Es el fauno del Festival el que desde las primeras luces de la mañana impone sus horarios y atenciones, vemos enjambres de hombres de negro que se afanan en montar y desmontar inútiles estructuras, que dan soporte al echo escénico, al batir de alas, a la polinización con versos del aire viciado, cargan y descargan, van de negro anónimos abejorros enjambretados. Vemos colonias de hormigas que recogen, ordenan y sacan brillo al desorden de la noche, a la orgía de los teatros, de la sangre derramada, de las lágrimas vertidas, de las risas que todo lo ensucian, y ellas hormigas entregadas y entrenadas nos devuelven los olores prístinos y veraniegos de patio regado y pericones.

Vemos como las musas y los atletas van despertando con el calor del día, como se van llenando las calles de tonadillas y requiebros, de resacas y móviles cantarines, de miradas perdidas y esbozos de inquietudes. Advertimos como se acicalan las tabernas, esperando seducir a un cliente atolondrado entre el calor y el hambre, como las gentes se muestran inquietas ante la cercana presencia de la salida del toro del teatro.

Con la llegada de la luna, ojo de las catedrales, cisne redondo en el río, alba fingida en las hojas, que diría un poeta granadino, el corazón de dionisiaco animal, situado en la izquierda del pecho plaza, de un rojo almagre intenso y añejo, empieza a latir con fuerza, va bombeando al resto del Festival, su sabiduría de tiempos remotos, sus recuerdos castrados, sus pendencias disolutas y sus cantos de amor acrobáticos, llenándose de entremeses cervantinos para rescatar del olvido la esencia de nuestra lengua amante.

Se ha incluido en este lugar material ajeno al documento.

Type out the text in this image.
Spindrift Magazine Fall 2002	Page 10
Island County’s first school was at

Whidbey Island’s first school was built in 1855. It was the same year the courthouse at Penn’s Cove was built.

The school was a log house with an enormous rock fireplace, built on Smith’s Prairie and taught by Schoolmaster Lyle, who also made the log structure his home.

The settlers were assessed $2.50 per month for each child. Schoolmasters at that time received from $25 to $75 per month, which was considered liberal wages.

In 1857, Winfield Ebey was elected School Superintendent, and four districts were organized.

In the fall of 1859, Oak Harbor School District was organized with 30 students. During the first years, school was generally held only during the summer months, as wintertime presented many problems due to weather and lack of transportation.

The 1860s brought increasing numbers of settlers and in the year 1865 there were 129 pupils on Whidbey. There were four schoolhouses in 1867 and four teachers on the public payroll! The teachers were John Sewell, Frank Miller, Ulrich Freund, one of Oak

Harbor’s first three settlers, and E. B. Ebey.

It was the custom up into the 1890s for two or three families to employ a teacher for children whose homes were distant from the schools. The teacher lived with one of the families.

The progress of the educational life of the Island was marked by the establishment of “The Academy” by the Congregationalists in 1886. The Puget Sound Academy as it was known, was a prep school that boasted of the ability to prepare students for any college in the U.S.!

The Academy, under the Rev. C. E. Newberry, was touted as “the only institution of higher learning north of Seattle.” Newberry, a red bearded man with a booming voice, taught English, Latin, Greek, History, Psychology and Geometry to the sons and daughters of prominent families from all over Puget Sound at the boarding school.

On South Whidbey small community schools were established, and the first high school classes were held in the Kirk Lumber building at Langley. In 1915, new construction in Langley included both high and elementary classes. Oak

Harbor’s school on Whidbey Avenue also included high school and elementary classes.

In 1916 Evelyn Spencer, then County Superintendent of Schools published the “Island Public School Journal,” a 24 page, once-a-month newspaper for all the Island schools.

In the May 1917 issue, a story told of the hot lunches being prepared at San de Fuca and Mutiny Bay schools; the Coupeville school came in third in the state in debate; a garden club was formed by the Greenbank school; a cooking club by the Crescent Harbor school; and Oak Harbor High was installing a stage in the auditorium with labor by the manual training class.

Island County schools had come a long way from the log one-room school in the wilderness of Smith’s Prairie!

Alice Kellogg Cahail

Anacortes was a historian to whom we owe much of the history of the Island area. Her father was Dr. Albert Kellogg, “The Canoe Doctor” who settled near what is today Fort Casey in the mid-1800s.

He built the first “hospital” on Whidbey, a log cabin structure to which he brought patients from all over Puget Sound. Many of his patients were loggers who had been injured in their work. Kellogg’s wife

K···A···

La noche ha comenzado y el conjuro empieza a hacer efecto en la multitud de oferentes que abarrotan las gradas. Se derraman ríos de celos otelianos por la calle San Agustín, resuenan repiques de taconeos flamencos de una Gitanilla enamorada cual miles de encajeras afanadas en su labor solitaria. Sobre los tejados de la Plaza de Santo Domingo y en los balcones de la calle Bernardas, hadas, duendes, cómicos y aristócratas del amor, se enredan en el bosque de la vida y sueñan amores imposibles en la tórrida noche veraniega, vertiendo en los oídos del respetable la pócima del amor verdadero. El buen Enrique VIII cabalgando sobre la pluma calderoniana se debate en la plaza de San Blas, entre el amor y la lujuria, entre el orden y el caos, como se debate cada persona que asiste a la bacanal del teatro a descubrirse, a desnudarse, a enfrentarse consigo mismo.

El animal salvaje del Festival ha despertado de su letargo, aprovechen su inquietante y estimulante estancia a nuestro lado, antes que vuelva a evaporarse entre las nubes de agosto, y caiga en un sueño reparador que lo alivie de tanta batalla, de tanta herida sangrante, de tanto desengaño y exceso amoroso fecundador de almas que vagan despoetizadas.